Second, it’s worth noting police violence, which I think is almost always on some level a reflection of policy, happens in places that by most measures would fit the US definition of liberal: Oakland, Davis, Seattle, LA. Any temptation to frame the problem of police misconduct as emanating from the authoritarian tendencies of conservatives isn’t supported by what we see happening over time. Police viciousness against non-violent people addressing their government emanates from government policy – that’s who runs police departments, even on campuses.

Third, how police treated people in Davis is entirely without justification. But the huge storm of media attention may be connected to those victims of police cruelty being white and not poor. Police brutality occurs more routinely in poor communities in the US and in places like Tahrir Square. When I was election observing in Chile 20 years ago, I was gassed more in a couple of days in the center of that country’s capital than I was in all the US demonstrations I attended in the 60’s and 70’s.

Fourth, our candy-coated domestic media consumption leaves us clueless about the political significance of these images for the rest of the world. Many of us missed the heavy impact of Abu Graib and Guantanamo on other people’s willingness to accept our lofty rhetoric about democracy and human rights, much less undertake our concrete UN and International Court proposals.

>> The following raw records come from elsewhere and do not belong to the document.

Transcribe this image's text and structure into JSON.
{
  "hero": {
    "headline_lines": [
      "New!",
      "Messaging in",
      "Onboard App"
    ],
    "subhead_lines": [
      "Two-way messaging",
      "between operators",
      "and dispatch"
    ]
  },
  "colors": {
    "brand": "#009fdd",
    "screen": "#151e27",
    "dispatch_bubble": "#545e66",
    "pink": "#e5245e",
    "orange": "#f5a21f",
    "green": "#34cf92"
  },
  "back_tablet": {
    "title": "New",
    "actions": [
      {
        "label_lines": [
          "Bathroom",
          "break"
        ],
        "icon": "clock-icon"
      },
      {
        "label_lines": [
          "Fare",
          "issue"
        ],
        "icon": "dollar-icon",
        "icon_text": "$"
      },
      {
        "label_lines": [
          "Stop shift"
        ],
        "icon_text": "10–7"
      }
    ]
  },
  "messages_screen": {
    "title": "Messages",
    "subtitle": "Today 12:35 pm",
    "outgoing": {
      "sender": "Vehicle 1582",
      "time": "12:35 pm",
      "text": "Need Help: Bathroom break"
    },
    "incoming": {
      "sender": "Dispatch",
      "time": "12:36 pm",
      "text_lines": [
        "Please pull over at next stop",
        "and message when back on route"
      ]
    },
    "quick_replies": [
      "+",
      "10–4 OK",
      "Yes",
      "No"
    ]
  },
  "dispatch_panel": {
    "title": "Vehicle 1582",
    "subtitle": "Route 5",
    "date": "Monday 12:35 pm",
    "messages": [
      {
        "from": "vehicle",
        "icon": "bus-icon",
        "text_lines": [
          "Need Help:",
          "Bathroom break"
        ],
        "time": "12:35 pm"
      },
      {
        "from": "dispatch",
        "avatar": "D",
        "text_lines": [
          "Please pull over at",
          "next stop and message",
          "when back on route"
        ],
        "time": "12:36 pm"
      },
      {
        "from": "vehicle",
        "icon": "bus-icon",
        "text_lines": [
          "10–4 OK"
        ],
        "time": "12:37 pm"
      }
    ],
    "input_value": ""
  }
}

Even though I have only the most minimal broadcast TV reception from “basic cable,” I’m able to see some odd channels in the high triple-digit numbered neighborhoods of my channel lineup. I’ve been watching how a channel called RT is covering the Davis events.

RT is a huge Russian TV network, with 22 satellites and millions of viewers around the world and in the US. They broadcast in Russian, Arabic, English and Spanish. You ought to see how Davis looks through their eyes. And this is not an “image” issue or a PR problem. It’s fundamental politics, played out worldwide.

What should we do? I think we once again need to attend to the standards maintained for people paid to enforce the law. When citizens endow a group of government employees with the ability to use violence forbidden to most people, control is always an urgent problem.

I also think we’re at a point – not for the first time – of examining what we’ll allow as speech and political involvement in our country. We faced this all during the Civil Rights movement, at Kent State, and from many individual groups ranging from Act Up to Earth First. One protection for peaceful demonstrators is their non-violence. Another is their knowledge that fellow citizens will not permit harm to befall those who express divergence from what the government and its agents prefer.

But most of all, we’re seeing that many levels of government in our country are unwilling to permit appropriate challenges to their authority. What makes the stark and very uncomfortable portrayal of our nation on Russian TV difficult to watch is not that those mean Rooskies are mis-stating or exaggerating the facts – but that they’re not.